The further development of Ab isolation methods is not only important to help identify novel bnAbs but also to evaluate Abs induced by candidate immunogens. Until recently, very few immunization studies had induced even Tier‐2 autologous neutralization, let alone a broad response.90, 91, 92, 93 Post‐immune neutralization titers are lower than those seen in elite neutralizer bnAb donors, thus neutralizing Abs may be less frequent among the post‐immunization B‐cell population. Thus far, bnAb‐like Abs have not been seen post‐Env immunization88, 90, 94 except in transgenic mouse models95, 96, 97, 98, 99 and camelids.100, 101 However, isolation of neutralizing Abs from immunized rabbits has already provided an explanation for the limited serum neutralization breadth observed to date with one near‐native Env preparation88, 93: namely, that isolate‐specific glycan holes can be highly immunogenic and the target of the majority of the autologous Tier 2 serum responses observed.88 Therefore, it seems probable that, without a major improvement in the potency and breadth of the serum response, establishing whether even a small proportion of the response is bnAb‐like will require higher resolution Ab isolation methods with even greater throughput.

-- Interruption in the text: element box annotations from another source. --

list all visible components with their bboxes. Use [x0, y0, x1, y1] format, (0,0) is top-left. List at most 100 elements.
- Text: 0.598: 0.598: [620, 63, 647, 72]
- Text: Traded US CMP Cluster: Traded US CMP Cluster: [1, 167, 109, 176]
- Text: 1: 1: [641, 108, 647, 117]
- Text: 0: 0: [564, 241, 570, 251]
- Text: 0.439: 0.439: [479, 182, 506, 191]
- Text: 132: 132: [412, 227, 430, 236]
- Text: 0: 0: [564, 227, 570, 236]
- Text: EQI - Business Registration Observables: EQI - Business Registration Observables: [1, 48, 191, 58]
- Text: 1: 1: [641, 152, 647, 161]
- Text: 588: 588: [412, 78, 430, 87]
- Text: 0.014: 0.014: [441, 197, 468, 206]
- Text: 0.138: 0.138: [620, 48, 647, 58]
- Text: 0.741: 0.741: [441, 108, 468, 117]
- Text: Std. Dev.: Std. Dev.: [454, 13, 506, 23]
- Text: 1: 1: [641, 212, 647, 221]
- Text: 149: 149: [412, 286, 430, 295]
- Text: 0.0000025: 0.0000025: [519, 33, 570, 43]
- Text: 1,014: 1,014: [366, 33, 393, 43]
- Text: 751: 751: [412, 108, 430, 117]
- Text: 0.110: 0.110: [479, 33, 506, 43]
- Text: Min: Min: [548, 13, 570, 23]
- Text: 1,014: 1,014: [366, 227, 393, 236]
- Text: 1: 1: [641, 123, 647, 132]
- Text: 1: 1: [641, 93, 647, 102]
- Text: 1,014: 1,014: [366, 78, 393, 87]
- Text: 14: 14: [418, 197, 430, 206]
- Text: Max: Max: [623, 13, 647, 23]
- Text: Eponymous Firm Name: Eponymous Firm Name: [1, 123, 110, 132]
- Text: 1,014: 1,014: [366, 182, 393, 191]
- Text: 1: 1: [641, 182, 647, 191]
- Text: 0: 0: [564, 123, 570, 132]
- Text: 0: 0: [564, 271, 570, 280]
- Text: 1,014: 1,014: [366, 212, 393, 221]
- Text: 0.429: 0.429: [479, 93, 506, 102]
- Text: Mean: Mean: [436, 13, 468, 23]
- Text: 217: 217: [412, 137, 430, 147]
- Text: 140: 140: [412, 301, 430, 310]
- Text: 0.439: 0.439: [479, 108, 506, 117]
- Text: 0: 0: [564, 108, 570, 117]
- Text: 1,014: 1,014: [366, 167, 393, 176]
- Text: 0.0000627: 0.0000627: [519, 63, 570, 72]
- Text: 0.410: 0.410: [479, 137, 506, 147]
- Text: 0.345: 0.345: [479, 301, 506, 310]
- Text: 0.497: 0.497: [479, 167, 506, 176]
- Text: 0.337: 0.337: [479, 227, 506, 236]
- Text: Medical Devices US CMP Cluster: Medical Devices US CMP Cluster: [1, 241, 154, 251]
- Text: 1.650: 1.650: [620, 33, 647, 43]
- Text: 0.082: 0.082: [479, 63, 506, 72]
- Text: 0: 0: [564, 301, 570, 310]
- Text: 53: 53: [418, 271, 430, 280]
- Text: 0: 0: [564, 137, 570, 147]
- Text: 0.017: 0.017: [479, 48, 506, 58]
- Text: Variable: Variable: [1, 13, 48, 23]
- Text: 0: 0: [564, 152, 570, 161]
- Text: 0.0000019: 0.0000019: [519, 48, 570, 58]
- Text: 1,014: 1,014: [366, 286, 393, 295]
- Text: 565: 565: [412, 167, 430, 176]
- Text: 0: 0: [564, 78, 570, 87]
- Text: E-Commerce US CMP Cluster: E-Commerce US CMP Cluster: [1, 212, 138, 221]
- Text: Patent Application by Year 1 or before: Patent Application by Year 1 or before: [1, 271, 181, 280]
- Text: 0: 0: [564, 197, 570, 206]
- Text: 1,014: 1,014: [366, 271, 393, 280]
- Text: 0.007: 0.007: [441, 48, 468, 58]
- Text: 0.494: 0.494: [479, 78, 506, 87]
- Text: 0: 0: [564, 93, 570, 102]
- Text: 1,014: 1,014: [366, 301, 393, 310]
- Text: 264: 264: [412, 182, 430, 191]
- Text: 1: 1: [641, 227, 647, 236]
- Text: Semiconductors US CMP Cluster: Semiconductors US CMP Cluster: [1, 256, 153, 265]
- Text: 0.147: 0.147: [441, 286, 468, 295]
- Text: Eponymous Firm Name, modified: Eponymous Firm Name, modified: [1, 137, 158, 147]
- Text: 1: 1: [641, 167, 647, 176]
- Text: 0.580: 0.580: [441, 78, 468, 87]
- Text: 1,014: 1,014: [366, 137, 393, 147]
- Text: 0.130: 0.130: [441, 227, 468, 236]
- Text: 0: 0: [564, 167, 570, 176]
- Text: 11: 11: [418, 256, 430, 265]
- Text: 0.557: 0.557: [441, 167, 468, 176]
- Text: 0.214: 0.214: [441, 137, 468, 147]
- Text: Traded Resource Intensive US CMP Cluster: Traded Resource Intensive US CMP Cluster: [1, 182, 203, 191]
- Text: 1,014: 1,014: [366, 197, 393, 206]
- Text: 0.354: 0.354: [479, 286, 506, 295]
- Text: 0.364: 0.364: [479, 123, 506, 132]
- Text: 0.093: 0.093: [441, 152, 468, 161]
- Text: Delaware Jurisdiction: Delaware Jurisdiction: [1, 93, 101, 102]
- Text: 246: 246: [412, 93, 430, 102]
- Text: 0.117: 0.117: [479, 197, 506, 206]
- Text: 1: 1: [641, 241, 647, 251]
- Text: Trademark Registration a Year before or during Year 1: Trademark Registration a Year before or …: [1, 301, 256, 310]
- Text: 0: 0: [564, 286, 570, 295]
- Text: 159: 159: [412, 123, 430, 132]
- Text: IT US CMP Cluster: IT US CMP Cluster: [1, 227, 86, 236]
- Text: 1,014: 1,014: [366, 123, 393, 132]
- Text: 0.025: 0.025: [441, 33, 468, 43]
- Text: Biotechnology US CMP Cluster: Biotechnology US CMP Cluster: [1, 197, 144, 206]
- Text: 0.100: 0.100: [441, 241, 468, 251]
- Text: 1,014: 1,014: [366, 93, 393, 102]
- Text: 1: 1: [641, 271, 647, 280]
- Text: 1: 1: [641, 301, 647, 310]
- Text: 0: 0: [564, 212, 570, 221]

Following the identification of PG9 and PG16 in 2009 and the many other bnAbs that came after, it has become possible to design immunogens based on our knowledge of these extraordinary antibodies. The hope is that by tailoring immunogens to elicit bnAbs rather than strain‐specific and non‐neutralizing Abs, it will be possible to elicit broad and potent immune responses.3, 102 The growing library of bnAbs provides valuable information for vaccine design efforts, complemented by emerging data on the kinds of neutralizing Abs induced by germline targeting molecules and near‐native stabilized trimers in genetically outbred animals and transgenic mice. In conclusion, despite the progress made to date in identifying bnAbs, new approaches are now needed for two interlinked reasons. First, to increase throughput in order to determine if extremely rare HIV bnAbs precursors are induced by immunization. Second, to identify more bnAbs against known specificities and discover novel epitopes that otherwise might be overlooked when evaluating post‐immunization responses.